The mother of all disasters

Photo courtesy of Wikipedia Commons

Photo courtesy of Wikipedia Commons

There is a dreaded phrase in Hollywood. One that strikes fear in the hearts of movie lovers and studio heads alike, united in their fear of these two little words: passion project.

“Passion project” is code for an unsellable, unwatchable director’s fantasy film, and they have a reputation for bankrupting directors and movie studios alike. In the very bottom of this deep cesspool of terrible passion projects manufactured by directors with too little talent and too much money, is where recently released “Mother!” lies.

“Mother!” is the fever dream of famed director Darren Aronovsky (best known for Black Swan and Requiem for a Dream), starring famed Jennifer Lawrence (best known for every movie she’s ever released) in a surprising casting decision, as the titular role of Mother.

The plot, at its simplest level, follows the story of Mother, as she attempts to build a life for herself and her husband, “Him” or “the poet” (played by Javier Bardem), in their beautifully restored home.

At the beginning, this movie admittedly had a lot of potential. The idyllic introduction shots of their warm home and the great performances of Lawrence and Bardem truly pull the viewer into their peaceful life, making it all the more intriguing as the flaws beneath the seemingly perfect surface are slowly revealed.

In particular, the relationship between Bardem and Lawrence is especially believable, as they perfectly portray their parts of the disinterested but kindly older husband and the young, eager to please, wife.

It is with the introduction of the characters of the Man and the Woman that the first tiny cracks in their relationship become massive fault lines, as Mother desperately tries to maintain order in the wake of these new residents’ arrival.

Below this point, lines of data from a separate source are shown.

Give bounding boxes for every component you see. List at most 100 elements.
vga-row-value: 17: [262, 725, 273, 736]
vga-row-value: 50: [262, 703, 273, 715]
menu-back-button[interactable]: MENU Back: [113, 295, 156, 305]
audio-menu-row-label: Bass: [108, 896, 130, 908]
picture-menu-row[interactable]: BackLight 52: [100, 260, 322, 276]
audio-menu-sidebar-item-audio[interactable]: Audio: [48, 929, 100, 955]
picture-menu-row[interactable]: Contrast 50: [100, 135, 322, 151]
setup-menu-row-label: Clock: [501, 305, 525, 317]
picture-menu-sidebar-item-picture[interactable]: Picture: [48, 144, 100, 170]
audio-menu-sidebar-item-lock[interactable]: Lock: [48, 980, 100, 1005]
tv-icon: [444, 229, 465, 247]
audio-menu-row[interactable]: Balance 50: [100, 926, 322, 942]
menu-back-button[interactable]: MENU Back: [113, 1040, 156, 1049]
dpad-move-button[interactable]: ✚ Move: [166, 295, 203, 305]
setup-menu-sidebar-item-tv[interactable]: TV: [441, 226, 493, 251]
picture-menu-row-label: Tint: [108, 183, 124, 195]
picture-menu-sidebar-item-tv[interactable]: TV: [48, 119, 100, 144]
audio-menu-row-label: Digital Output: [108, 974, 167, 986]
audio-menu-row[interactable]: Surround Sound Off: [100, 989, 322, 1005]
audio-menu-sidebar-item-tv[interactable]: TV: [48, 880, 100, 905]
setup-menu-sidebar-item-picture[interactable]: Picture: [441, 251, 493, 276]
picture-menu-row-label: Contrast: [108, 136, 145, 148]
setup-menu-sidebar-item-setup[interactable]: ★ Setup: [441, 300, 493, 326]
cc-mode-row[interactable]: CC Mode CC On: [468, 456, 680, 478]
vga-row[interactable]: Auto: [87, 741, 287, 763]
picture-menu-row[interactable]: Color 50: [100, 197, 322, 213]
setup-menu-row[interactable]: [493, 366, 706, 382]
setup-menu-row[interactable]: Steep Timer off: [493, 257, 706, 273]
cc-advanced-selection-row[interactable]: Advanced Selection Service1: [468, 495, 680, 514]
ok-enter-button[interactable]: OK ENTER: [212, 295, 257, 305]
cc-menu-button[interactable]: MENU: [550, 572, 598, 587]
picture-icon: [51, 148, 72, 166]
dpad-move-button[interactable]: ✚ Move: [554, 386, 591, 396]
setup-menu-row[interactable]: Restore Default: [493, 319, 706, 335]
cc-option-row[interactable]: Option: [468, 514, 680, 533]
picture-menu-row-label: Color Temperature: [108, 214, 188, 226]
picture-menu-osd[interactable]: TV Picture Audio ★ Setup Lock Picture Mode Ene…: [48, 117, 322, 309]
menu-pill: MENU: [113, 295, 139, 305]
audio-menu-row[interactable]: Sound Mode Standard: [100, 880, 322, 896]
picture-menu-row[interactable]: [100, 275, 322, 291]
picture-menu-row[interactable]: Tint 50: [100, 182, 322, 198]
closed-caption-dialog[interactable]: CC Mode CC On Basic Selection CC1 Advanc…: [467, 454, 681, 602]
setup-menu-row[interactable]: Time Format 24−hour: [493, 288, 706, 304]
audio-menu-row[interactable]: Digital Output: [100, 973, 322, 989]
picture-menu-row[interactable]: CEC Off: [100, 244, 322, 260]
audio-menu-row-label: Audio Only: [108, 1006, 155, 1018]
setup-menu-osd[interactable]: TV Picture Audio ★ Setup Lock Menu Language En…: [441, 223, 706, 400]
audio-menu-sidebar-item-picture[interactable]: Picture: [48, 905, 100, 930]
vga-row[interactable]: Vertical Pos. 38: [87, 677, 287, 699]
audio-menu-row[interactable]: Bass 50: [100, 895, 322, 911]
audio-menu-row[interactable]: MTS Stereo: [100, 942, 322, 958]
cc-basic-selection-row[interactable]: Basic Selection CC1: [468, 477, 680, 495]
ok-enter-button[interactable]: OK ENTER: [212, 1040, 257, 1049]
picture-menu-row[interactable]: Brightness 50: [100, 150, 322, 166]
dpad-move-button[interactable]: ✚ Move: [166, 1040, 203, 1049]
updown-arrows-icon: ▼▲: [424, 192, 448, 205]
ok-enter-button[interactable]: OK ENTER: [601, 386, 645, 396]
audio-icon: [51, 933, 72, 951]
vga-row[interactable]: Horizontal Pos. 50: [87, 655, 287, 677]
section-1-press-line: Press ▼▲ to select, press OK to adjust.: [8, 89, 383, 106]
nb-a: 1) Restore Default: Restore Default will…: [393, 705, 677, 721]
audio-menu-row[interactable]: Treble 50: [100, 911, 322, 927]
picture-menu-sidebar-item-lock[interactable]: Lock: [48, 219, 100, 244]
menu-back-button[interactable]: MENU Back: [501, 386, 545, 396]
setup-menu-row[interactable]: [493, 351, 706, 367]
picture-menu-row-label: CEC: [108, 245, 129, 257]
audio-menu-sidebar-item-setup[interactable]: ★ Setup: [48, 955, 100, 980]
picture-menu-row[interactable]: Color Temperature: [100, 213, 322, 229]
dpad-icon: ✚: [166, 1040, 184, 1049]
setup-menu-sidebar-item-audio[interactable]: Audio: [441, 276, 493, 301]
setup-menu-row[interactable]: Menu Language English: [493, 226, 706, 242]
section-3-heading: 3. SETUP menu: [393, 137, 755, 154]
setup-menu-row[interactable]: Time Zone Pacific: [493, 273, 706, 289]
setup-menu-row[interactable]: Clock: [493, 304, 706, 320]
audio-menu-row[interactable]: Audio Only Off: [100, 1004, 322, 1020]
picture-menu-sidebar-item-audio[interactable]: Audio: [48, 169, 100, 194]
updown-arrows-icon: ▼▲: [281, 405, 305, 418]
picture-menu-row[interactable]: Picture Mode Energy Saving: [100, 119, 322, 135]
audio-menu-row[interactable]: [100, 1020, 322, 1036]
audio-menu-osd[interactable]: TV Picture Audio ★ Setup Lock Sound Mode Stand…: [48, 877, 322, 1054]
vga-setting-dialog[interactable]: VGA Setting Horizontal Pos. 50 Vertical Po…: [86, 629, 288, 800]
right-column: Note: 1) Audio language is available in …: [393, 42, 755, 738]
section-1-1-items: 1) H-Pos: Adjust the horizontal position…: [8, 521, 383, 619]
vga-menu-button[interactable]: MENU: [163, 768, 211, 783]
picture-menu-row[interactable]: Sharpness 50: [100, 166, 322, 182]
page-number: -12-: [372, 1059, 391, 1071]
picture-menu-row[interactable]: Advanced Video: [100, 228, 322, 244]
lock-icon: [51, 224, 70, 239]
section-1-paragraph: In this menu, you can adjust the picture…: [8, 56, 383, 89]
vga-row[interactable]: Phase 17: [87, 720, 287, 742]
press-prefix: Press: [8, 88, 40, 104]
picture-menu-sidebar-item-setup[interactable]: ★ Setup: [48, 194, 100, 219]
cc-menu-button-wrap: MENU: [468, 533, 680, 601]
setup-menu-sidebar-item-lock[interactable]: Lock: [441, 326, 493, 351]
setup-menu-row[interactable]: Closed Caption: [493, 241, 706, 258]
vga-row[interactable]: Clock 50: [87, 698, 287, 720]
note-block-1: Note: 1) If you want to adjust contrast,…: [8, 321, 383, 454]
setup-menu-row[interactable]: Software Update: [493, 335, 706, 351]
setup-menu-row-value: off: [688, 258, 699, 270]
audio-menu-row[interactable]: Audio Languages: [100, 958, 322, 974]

It is Michelle Pfeiffer’s brilliant portrayal of the acerbic, at times borderline psychotic, Woman, that stands out as the most memorable performance of the movie. Unfortunately, the hard work of all of these renowned actors is not enough to redeem “Mother!,” which begins its rapid descent into madness with all the grace of a chicken with its head cut off.

The subtle, dreamlike, symbolic moments from early on in the film morph into heavy-handed allegories. I love demented biblical references as much as the next Catholic girl, but there is a point where it has to end.

The two sons of the Man (Adam) and the Woman (Eve) show up and the oldest kills the youngest (referencing Cain and Abel). The funeral attendees destroy Mother’s perfect home and are

eventually forced out. Mother gets pregnant in the wake of this disaster, and life is again peaceful but only to have the incident repeat itself on a much larger, more violent scale.

Trying to find reasons for people’s behavior in this movie is hopeless, you are forced to accept that in Aronovsky’s world, everyone is a closet psychopath. A quiet dinner at home becomes a nightmare as a cult of personality forms around “the poet”, and Mother is unable to escape the house as crazed fans riot, destroying, raping, killing and pillaging.

By the way, the transformation from regular night to cult headquarters plays out in less than 20 minutes, leaving the audience disoriented and really unable to take such random violence seriously, especially since the same thing happened 30 minutes ago, just in a less dramatic way.

People are shot as they lay on the floor with bags over their heads, masked gunman following orders from Kristen Wiig, one of the best-known cast members from “Saturday Night Live.”

Yup, the woman most famous for playing goofy sketch comedy routines like “Target Girl” on SNL, calls for mercenaries to shoot Jennifer Lawrence in the head (in yet another strange biblical reference, as Wiig’s character is named Herald).

There is a point when the excessive violence becomes so redundant that it is actually amusing, a comic relief to the metaphor and symbolism addled brain. Just when you thought it couldn’t get any worse (or better?), Mother gives birth, only to have her newborn torn to pieces and eaten by a mob of cultists!

She has a psychotic break (epitomizing my own mental state after two hours of sitting through this movie), the house burns down and “the poet” may be God?

When it is all an endless cycle and there are no real answers, “Mother!” Is only truly over when the audience has torn all of their hair out in frantic distress.

The purpose of this review is not to bash “Mother!” too hard though. It does have its audience. If you’re a self-proclaimed film enthusiast, who likes to watch movies in order to pat themselves on the back for “deciphering the hidden meaning”, and really “understanding” the directors vision in some way mainstream audiences just can’t, buy a ticket. You will love it.

For everybody else, don’t go see this movie. It will cost you two unrecoverable hours of your life, 15$ for a ticket, 40$ for popcorn, and an incalculable amount for mental anguish.